Henry was an executive at Groq, the LLM-focused chipmaker, where he built the company’s cloud offering, an early recognition that developers building software on AI models would want cloud processing specialized to their needs. Now, after coming out of stealth a year ago, Parasail has raised a $32 million Series A to do that at scale.
Henry has a background in physical chip design, but Parasail isn’t committed to owning its own chips. While some of its GPUs are its own, the company mainly rents processing time at 40 data centers in 15 countries around the globe, and buys more from liquidity markets, orchestrating that all behind the scenes to drive down the cost of inference requests.
By allocating workloads cleverly and avoiding demand peaks, the company aims to compete with firms that own their own silicon and might be constrained by existing customer commitments and workloads.
The company’s potential relies on the continued proliferation of open-source models and agents outside of frontier labs. Parasail’s executives and investors say this is driven by the growing cost and friction of using offerings from companies like Anthropic and OpenAI.

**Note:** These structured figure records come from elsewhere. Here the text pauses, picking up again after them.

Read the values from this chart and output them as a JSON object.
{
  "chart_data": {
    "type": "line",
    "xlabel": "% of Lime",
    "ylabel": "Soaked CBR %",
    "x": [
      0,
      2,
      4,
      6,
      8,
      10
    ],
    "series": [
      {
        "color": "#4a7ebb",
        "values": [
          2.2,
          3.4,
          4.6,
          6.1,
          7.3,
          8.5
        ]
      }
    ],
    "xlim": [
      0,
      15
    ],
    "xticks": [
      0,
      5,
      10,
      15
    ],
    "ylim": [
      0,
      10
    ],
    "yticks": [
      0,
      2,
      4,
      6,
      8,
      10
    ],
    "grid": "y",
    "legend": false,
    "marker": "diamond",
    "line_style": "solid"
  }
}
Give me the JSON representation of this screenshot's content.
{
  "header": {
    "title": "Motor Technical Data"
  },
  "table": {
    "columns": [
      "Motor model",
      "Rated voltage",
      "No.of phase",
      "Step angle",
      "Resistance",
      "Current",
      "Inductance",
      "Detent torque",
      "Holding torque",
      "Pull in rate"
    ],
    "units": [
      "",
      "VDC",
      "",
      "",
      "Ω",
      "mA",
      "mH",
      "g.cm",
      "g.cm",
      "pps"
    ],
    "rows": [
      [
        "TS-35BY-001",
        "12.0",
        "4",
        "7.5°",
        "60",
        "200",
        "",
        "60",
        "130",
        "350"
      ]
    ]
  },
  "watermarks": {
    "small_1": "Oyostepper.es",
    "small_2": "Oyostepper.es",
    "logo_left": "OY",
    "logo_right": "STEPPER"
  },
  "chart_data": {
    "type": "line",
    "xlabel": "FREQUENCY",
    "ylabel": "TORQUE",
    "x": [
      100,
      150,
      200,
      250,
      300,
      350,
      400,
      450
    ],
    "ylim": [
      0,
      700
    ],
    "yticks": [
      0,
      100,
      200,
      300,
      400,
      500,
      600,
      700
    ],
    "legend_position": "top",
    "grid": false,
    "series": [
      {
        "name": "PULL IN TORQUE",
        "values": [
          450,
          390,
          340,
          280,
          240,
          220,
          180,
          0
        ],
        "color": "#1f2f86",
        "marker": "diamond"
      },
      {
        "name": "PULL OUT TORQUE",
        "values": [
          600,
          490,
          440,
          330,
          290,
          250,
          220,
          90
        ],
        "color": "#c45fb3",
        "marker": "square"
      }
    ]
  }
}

Instead, a hybrid architecture is emerging, according to Andreas Stuhlmüller, the CEO of Elicit, a startup that has raised a $22 million Series A to develop a research assistant for scientific literature. His customers at top pharmaceutical companies use the LLM-based tool to review and analyze data from tens of thousands of scientific papers.
“We’ve moved more towards open models because it’s pretty rough sending 100,000s of requests to an API endpoint,” Stuhlmüller told TechCrunch, especially now that the company is relying on agents to improve its offering, splitting up tasks and working more strategically over longer time horizons. Open models handle the initial screening to drive down the cost of the work, before a more capable frontier model provides a final answer.
The proliferation of model queries, as agents become an increasingly common part of software development, is driving the investment in companies like Parasail that provide the infrastructure for cheap inference. Samir Kumar, a partner at Touring Capital who co-led this round, told TechCrunch he expects inference to be at least 20% of the cost of building software in the future.
How much of that market could be Parasail’s? In the crowded cloud compute space, Henry argues that his firm’s focus on inference (no training allowed) and willingness to take on startup customers without long-term commitments sets his offering apart from larger cloud-computing companies focused on enterprise business, and even better-funded competitors in the cloud inference space, like Fireworks AI and Baseten.
Of course, there’s a different kind of risk when all of your customers are seed and Series B startups in the unpredictable AI sector.
Steve Jang, a partner at Kindred Ventures, the other co-leader in this fundraising, says the economics of deploying models will demand the kind of compute brokerage Parasail provides. And that’s before widespread use of models for content generation and robotics.
“Everyone thought there was an AI bubble. There’s no AI bubble,” he told TechCrunch. “Inference demand is far outstripping supply.”